Senada dengan itu, feminis muslim dan pendiri Cherbon Feminist, Nurul Bahrul Ulum mengatakan, dalam pernikahan semua pilihan memang harus berpusat pada apakah membawa kemaslahatan atau kemudaratan. Bahkan pilihan untuk menikah atau tidak juga harus dilakukan dengan pertimbangan tersebut. Parameter untuk kemaslahatan dalam pernikahan tersebut berupa kesiapan mental, finansal, dan fisik, ujarnya.
“Dalam pernikahan banyak yang harus dipertimbangkan. Dalam membangun rumah tangga sakinah adalah bagaimana bisa maslahat untuk keduanya, suam serta istri.
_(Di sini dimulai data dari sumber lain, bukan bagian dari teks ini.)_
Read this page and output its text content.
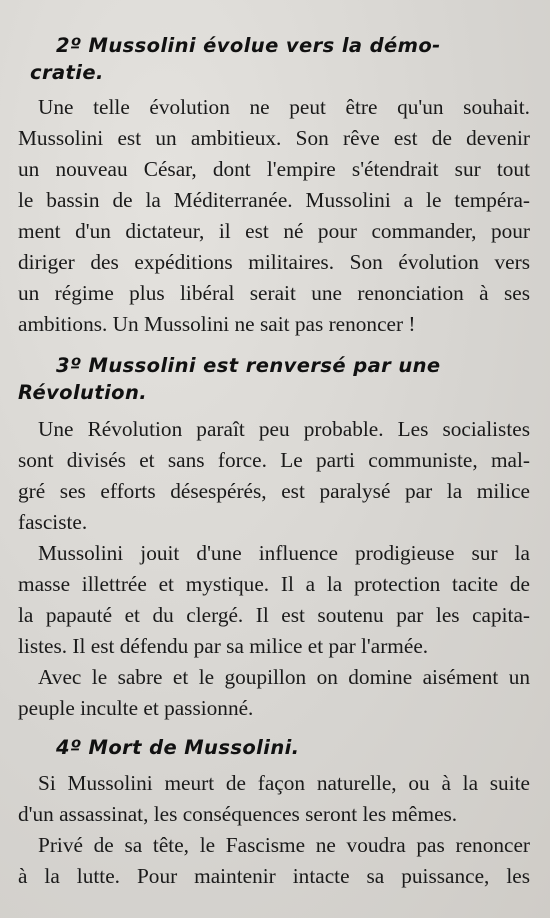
2º Mussolini évolue vers la démo-
cratie.

Une telle évolution ne peut être qu'un souhait.
Mussolini est un ambitieux. Son rêve est de devenir
un nouveau César, dont l'empire s'étendrait sur tout
le bassin de la Méditerranée. Mussolini a le tempéra-
ment d'un dictateur, il est né pour commander, pour
diriger des expéditions militaires. Son évolution vers
un régime plus libéral serait une renonciation à ses
ambitions. Un Mussolini ne sait pas renoncer !

3º Mussolini est renversé par une
Révolution.

Une Révolution paraît peu probable. Les socialistes
sont divisés et sans force. Le parti communiste, mal-
gré ses efforts désespérés, est paralysé par la milice
fasciste.

Mussolini jouit d'une influence prodigieuse sur la
masse illettrée et mystique. Il a la protection tacite de
la papauté et du clergé. Il est soutenu par les capita-
listes. Il est défendu par sa milice et par l'armée.

Avec le sabre et le goupillon on domine aisément un
peuple inculte et passionné.

4º Mort de Mussolini.

Si Mussolini meurt de façon naturelle, ou à la suite
d'un assassinat, les conséquences seront les mêmes.

Privé de sa tête, le Fascisme ne voudra pas renoncer
à la lutte. Pour maintenir intacte sa puissance, les
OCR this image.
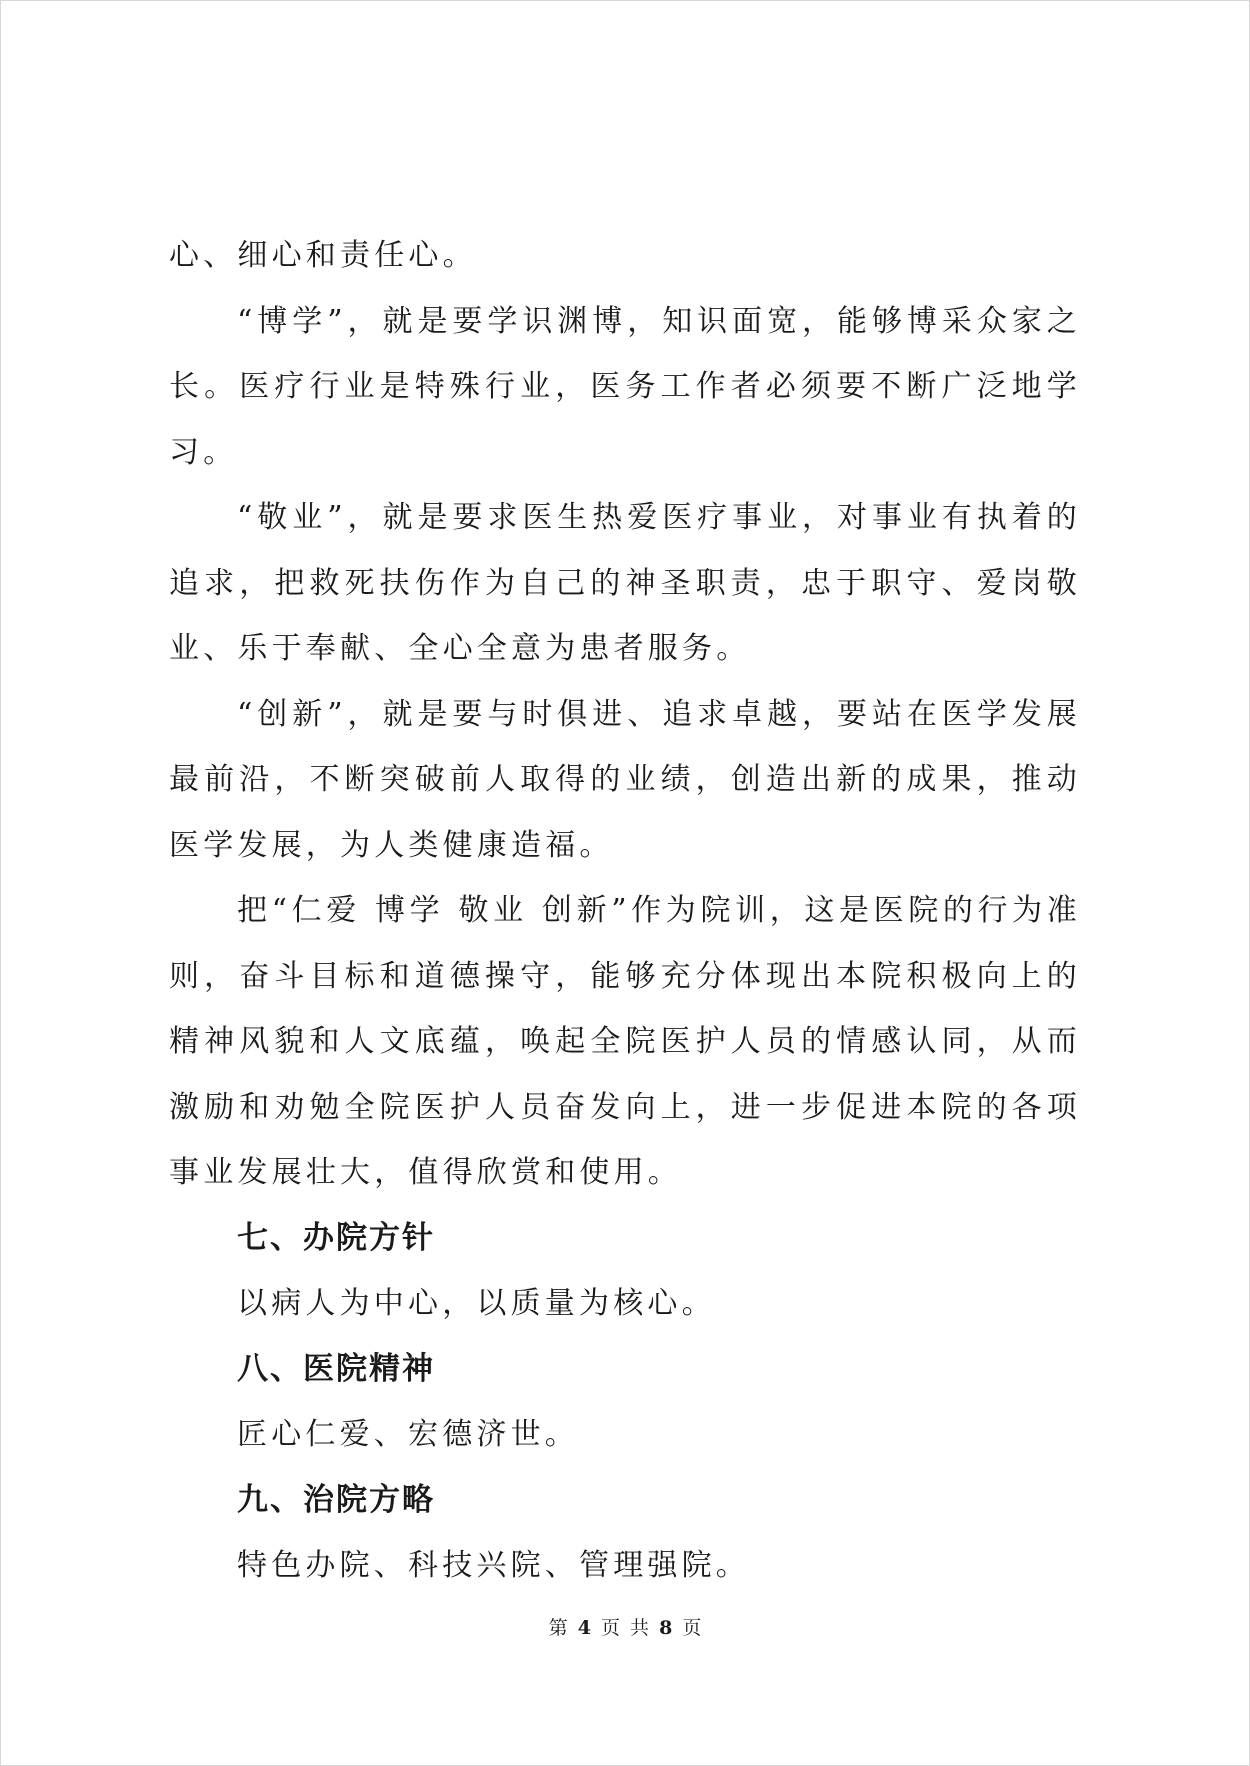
心、细心和责任心。

“博学”，就是要学识渊博，知识面宽，能够博采众家之长。医疗行业是特殊行业，医务工作者必须要不断广泛地学习。

“敬业”，就是要求医生热爱医疗事业，对事业有执着的追求，把救死扶伤作为自己的神圣职责，忠于职守、爱岗敬业、乐于奉献、全心全意为患者服务。

“创新”，就是要与时俱进、追求卓越，要站在医学发展最前沿，不断突破前人取得的业绩，创造出新的成果，推动医学发展，为人类健康造福。

把“仁爱 博学 敬业 创新”作为院训，这是医院的行为准则，奋斗目标和道德操守，能够充分体现出本院积极向上的精神风貌和人文底蕴，唤起全院医护人员的情感认同，从而激励和劝勉全院医护人员奋发向上，进一步促进本院的各项事业发展壮大，值得欣赏和使用。

七、办院方针

以病人为中心，以质量为核心。

八、医院精神

匠心仁爱、宏德济世。

九、治院方略

特色办院、科技兴院、管理强院。

第 4 页 共 8 页
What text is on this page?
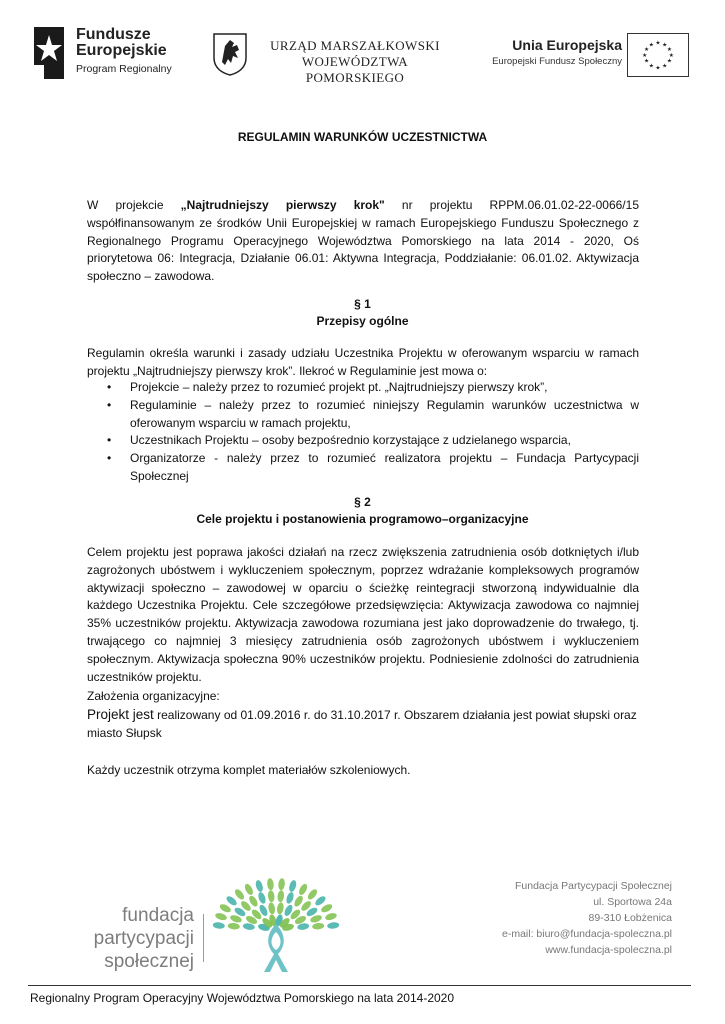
Fundusze
Europejskie
Program Regionalny
URZĄD MARSZAŁKOWSKI
WOJEWÓDZTWA POMORSKIEGO
Unia Europejska
Europejski Fundusz Społeczny
★ ★
★
★
★
★
★
★
★
★
★
★
REGULAMIN WARUNKÓW UCZESTNICTWA

W projekcie „Najtrudniejszy pierwszy krok" nr projektu RPPM.06.01.02-22-0066/15 współfinansowanym ze środków Unii Europejskiej w ramach Europejskiego Funduszu Społecznego z Regionalnego Programu Operacyjnego Województwa Pomorskiego na lata 2014 - 2020, Oś priorytetowa 06: Integracja, Działanie 06.01: Aktywna Integracja, Poddziałanie: 06.01.02. Aktywizacja społeczno – zawodowa.

§ 1
Przepisy ogólne

Regulamin określa warunki i zasady udziału Uczestnika Projektu w oferowanym wsparciu w ramach projektu „Najtrudniejszy pierwszy krok”. Ilekroć w Regulaminie jest mowa o:

• Projekcie – należy przez to rozumieć projekt pt. „Najtrudniejszy pierwszy krok”,
• Regulaminie – należy przez to rozumieć niniejszy Regulamin warunków uczestnictwa w oferowanym wsparciu w ramach projektu,
• Uczestnikach Projektu – osoby bezpośrednio korzystające z udzielanego wsparcia,
• Organizatorze - należy przez to rozumieć realizatora projektu – Fundacja Partycypacji Społecznej
§ 2
Cele projektu i postanowienia programowo–organizacyjne

Celem projektu jest poprawa jakości działań na rzecz zwiększenia zatrudnienia osób dotkniętych i/lub zagrożonych ubóstwem i wykluczeniem społecznym, poprzez wdrażanie kompleksowych programów aktywizacji społeczno – zawodowej w oparciu o ścieżkę reintegracji stworzoną indywidualnie dla każdego Uczestnika Projektu. Cele szczegółowe przedsięwzięcia: Aktywizacja zawodowa co najmniej 35% uczestników projektu. Aktywizacja zawodowa rozumiana jest jako doprowadzenie do trwałego, tj. trwającego co najmniej 3 miesięcy zatrudnienia osób zagrożonych ubóstwem i wykluczeniem społecznym. Aktywizacja społeczna 90% uczestników projektu. Podniesienie zdolności do zatrudnienia uczestników projektu.

Założenia organizacyjne:

Projekt jest realizowany od 01.09.2016 r. do 31.10.2017 r. Obszarem działania jest powiat słupski oraz miasto Słupsk

Każdy uczestnik otrzyma komplet materiałów szkoleniowych.
fundacja
partycypacji
społecznej
Fundacja Partycypacji Społecznej
ul. Sportowa 24a
89-310 Łobżenica
e-mail: biuro@fundacja-spoleczna.pl
www.fundacja-spoleczna.pl
Regionalny Program Operacyjny Województwa Pomorskiego na lata 2014-2020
Dan juga bagi anak,” kata Nurul kepada Magdalene.
Selain itu, tambahnya, ikatan pernikahan akan sempurna jika pernikahan dilakukan atas dasar kesalingan dan kerjasama, alih-alih atas hegemoni patriarkal dan kekerasan. Dengan praktik yang saling menghormati tersebut ikatan pernikahan niscaya menjadi lebih baik.
“Jadi anggapan kalau sudah menikah agama sempurna mungkin karena dalam relasi pernikahan akan bertemu dengan relasi baru, suami dan anak. Berarti akan saling melayani dan di situ lah pahala yang lebih besar. Maka, dikatakan agama menjadi sempurna,” tandasnya.
Proyek jurnalistik ini didukung oleh International Media Support.